Multi-future and Keep The Modern Going: Immersion, Awaiting and Idealism are two new curatorial practices that will be presented side by side in Hall B of OCAT Shenzhen. Multi-future is a project initiated by Wang Wei and Shen Boliang in 2011, to generate an amalgam of texts, images, videos and ways of individual practice through fieldwork and a succession of themes, which could add to our understanding of governmental, or therapeutic, possibilities amidst changing realities.
Some themes of Multi-future borrow a geographical approach, drawing on what occurs in a local environment and touching on how events or actions fit into natural history or the history of ideas. Another set of themes in Multi-future relate directly to particular concepts, such as the future of “mediocrity,” the future of “praxis,” the future of “intellectualism,” the future of the “crowd,” and even the future of “authorship,” hoping to eventually formulate a map of consciousness in China quite unlike one determined by a state perspective or by vested cultural models.

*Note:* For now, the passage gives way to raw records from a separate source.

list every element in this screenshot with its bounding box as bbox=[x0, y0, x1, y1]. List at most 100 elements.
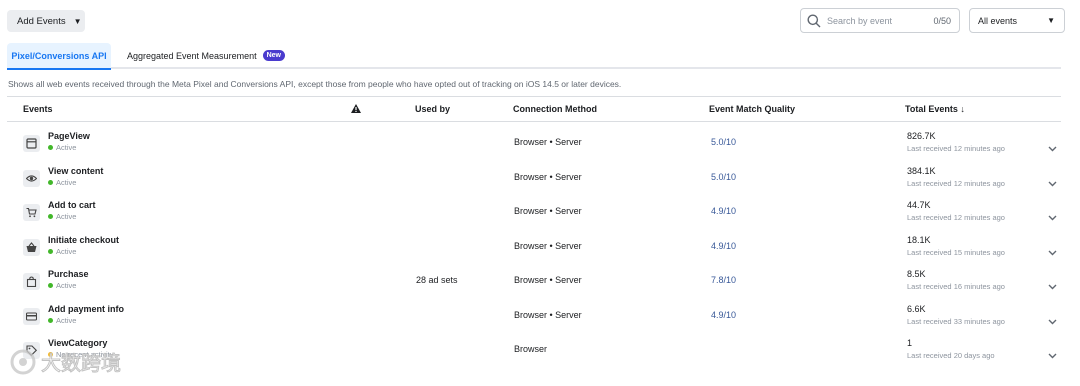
description-text: Shows all web events received through th… bbox=[8, 79, 622, 89]
table-row[interactable]: Initiate checkout Active Browser • Server 4… bbox=[7, 231, 1061, 265]
event-status: No recent activity bbox=[48, 350, 114, 359]
event-name: View content bbox=[48, 165, 104, 176]
total-events: 1 bbox=[907, 338, 913, 348]
last-received: Last received 12 minutes ago bbox=[907, 178, 1005, 188]
last-received: Last received 15 minutes ago bbox=[907, 247, 1005, 257]
chevron-down-icon[interactable] bbox=[1048, 312, 1057, 330]
status-label: Active bbox=[56, 212, 77, 221]
last-received: Last received 12 minutes ago bbox=[907, 144, 1005, 153]
event-status: Active bbox=[48, 143, 76, 152]
status-label: Active bbox=[56, 246, 77, 256]
status-label: Active bbox=[56, 315, 77, 325]
caret-down-icon: ▼ bbox=[73, 16, 82, 26]
status-label: Active bbox=[56, 281, 77, 290]
event-match-quality-link[interactable]: 4.9/10 bbox=[711, 206, 736, 216]
total-events: 8.5K bbox=[907, 269, 926, 279]
last-received: Last received 12 minutes ago bbox=[907, 213, 1005, 222]
total-events: 384.1K bbox=[907, 165, 936, 176]
connection-method: Browser • Server bbox=[514, 206, 582, 216]
event-name: Add to cart bbox=[48, 200, 96, 210]
event-status: Active bbox=[48, 281, 76, 290]
event-match-quality-link[interactable]: 4.9/10 bbox=[711, 310, 736, 320]
credit-card-icon bbox=[23, 307, 40, 325]
total-events: 18.1K bbox=[907, 234, 931, 245]
header-event-match-quality: Event Match Quality bbox=[709, 104, 796, 114]
event-filter-value: All events bbox=[978, 15, 1018, 26]
tab-label: Pixel/Conversions API bbox=[11, 50, 107, 61]
search-placeholder: Search by event bbox=[827, 15, 893, 26]
header-events: Events bbox=[23, 104, 53, 114]
chevron-down-icon[interactable] bbox=[1048, 208, 1057, 226]
cart-icon bbox=[23, 204, 40, 221]
last-received: Last received 16 minutes ago bbox=[907, 282, 1005, 291]
event-match-quality-link[interactable]: 4.9/10 bbox=[711, 241, 736, 251]
table-header: Events Used by Connection Method Event M… bbox=[7, 96, 1061, 122]
status-label: No recent activity bbox=[56, 350, 114, 359]
table-row[interactable]: ViewCategory No recent activity Browser 1 La… bbox=[7, 334, 1061, 368]
tab-aggregated-event-measurement[interactable]: Aggregated Event Measurement New bbox=[127, 43, 285, 68]
tab-label: Aggregated Event Measurement bbox=[127, 50, 257, 61]
event-match-quality-link[interactable]: 5.0/10 bbox=[711, 172, 736, 182]
status-dot bbox=[48, 179, 53, 185]
header-connection-method: Connection Method bbox=[513, 104, 597, 114]
connection-method: Browser • Server bbox=[514, 137, 582, 147]
last-received: Last received 33 minutes ago bbox=[907, 316, 1005, 326]
header-total-events[interactable]: Total Events ↓ bbox=[905, 104, 965, 114]
status-dot bbox=[48, 214, 53, 219]
last-received: Last received 20 days ago bbox=[907, 351, 995, 360]
add-events-button[interactable]: Add Events ▼ bbox=[7, 10, 85, 32]
event-filter-select[interactable]: All events ▼ bbox=[969, 8, 1065, 33]
event-match-quality-link[interactable]: 5.0/10 bbox=[711, 137, 736, 147]
connection-method: Browser bbox=[514, 344, 548, 354]
connection-method: Browser • Server bbox=[514, 309, 582, 320]
new-badge: New bbox=[262, 50, 285, 61]
chevron-down-icon[interactable] bbox=[1048, 277, 1057, 295]
status-dot bbox=[48, 317, 53, 323]
eye-icon bbox=[23, 169, 40, 187]
connection-method: Browser • Server bbox=[514, 275, 582, 285]
table-row[interactable]: Add to cart Active Browser • Server 4.9/10 4… bbox=[7, 196, 1061, 230]
event-status: Active bbox=[48, 212, 76, 221]
event-status: Active bbox=[48, 316, 76, 325]
basket-icon bbox=[23, 238, 40, 256]
connection-method: Browser • Server bbox=[514, 240, 582, 251]
event-name: ViewCategory bbox=[48, 338, 108, 348]
status-dot bbox=[48, 283, 53, 288]
caret-down-icon: ▼ bbox=[1047, 16, 1055, 25]
event-match-quality-link[interactable]: 7.8/10 bbox=[711, 275, 736, 285]
total-events: 44.7K bbox=[907, 200, 931, 210]
event-name: PageView bbox=[48, 131, 90, 141]
event-status: Active bbox=[48, 247, 76, 256]
tab-pixel-conversions-api[interactable]: Pixel/Conversions API bbox=[7, 43, 111, 70]
used-by[interactable]: 28 ad sets bbox=[416, 275, 458, 285]
chevron-down-icon[interactable] bbox=[1048, 139, 1057, 157]
status-dot bbox=[48, 145, 53, 150]
chevron-down-icon[interactable] bbox=[1048, 243, 1057, 261]
table-row[interactable]: Add payment info Active Browser • Server 4.… bbox=[7, 300, 1061, 334]
search-input[interactable]: Search by event 0/50 bbox=[800, 8, 960, 33]
event-status: Active bbox=[48, 178, 76, 187]
chevron-down-icon[interactable] bbox=[1048, 346, 1057, 364]
header-used-by: Used by bbox=[415, 104, 451, 114]
status-label: Active bbox=[56, 177, 77, 187]
warning-icon[interactable] bbox=[351, 104, 361, 115]
search-icon bbox=[807, 14, 821, 27]
tag-icon bbox=[23, 342, 40, 359]
add-events-label: Add Events bbox=[17, 15, 66, 27]
page-icon bbox=[23, 135, 40, 152]
status-label: Active bbox=[56, 143, 77, 152]
total-events: 826.7K bbox=[907, 131, 936, 141]
table-row[interactable]: Purchase Active 28 ad sets Browser • Server… bbox=[7, 265, 1061, 299]
total-events: 6.6K bbox=[907, 303, 926, 314]
shopping-bag-icon bbox=[23, 273, 40, 290]
connection-method: Browser • Server bbox=[514, 171, 582, 182]
event-name: Purchase bbox=[48, 269, 89, 279]
table-row[interactable]: PageView Active Browser • Server 5.0/10 826.… bbox=[7, 127, 1061, 161]
search-char-count: 0/50 bbox=[933, 15, 951, 26]
event-name: Add payment info bbox=[48, 303, 124, 314]
status-dot bbox=[48, 248, 53, 254]
tab-bar: Pixel/Conversions API Aggregated Event M… bbox=[7, 43, 1061, 70]
chevron-down-icon[interactable] bbox=[1048, 174, 1057, 192]
table-row[interactable]: View content Active Browser • Server 5.0/10… bbox=[7, 162, 1061, 196]
status-dot bbox=[48, 352, 53, 357]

Keep the Modern Going: Immersion, Awaiting and Idealism attempts to reflect on our anxiety of “how to continue.” Similar with China’s socialist construction, China’s art historical construction over the last three decades proves that we share a number of common questions of modernity with other parts of the world, while the question of modernity itself has been always a profound challenge to art criticism. In China’s art industry, reflection on modernity manifests itself as a transitional position to “the post-modern”and an imaginary approach to “the contemporary.” However, the modern continues, not as a historical discourse, but as a spiritual dynamic. What does modernity means to us today? How can it still provide dynamic and energy for thinking and reflection? The selection of works in this project with their highly formalized languages, would appeal to the reconsideration of the spiritual paradoxes of modernity, such as revolution and repetition, contemplation and violence, and its projection on our way of thinking.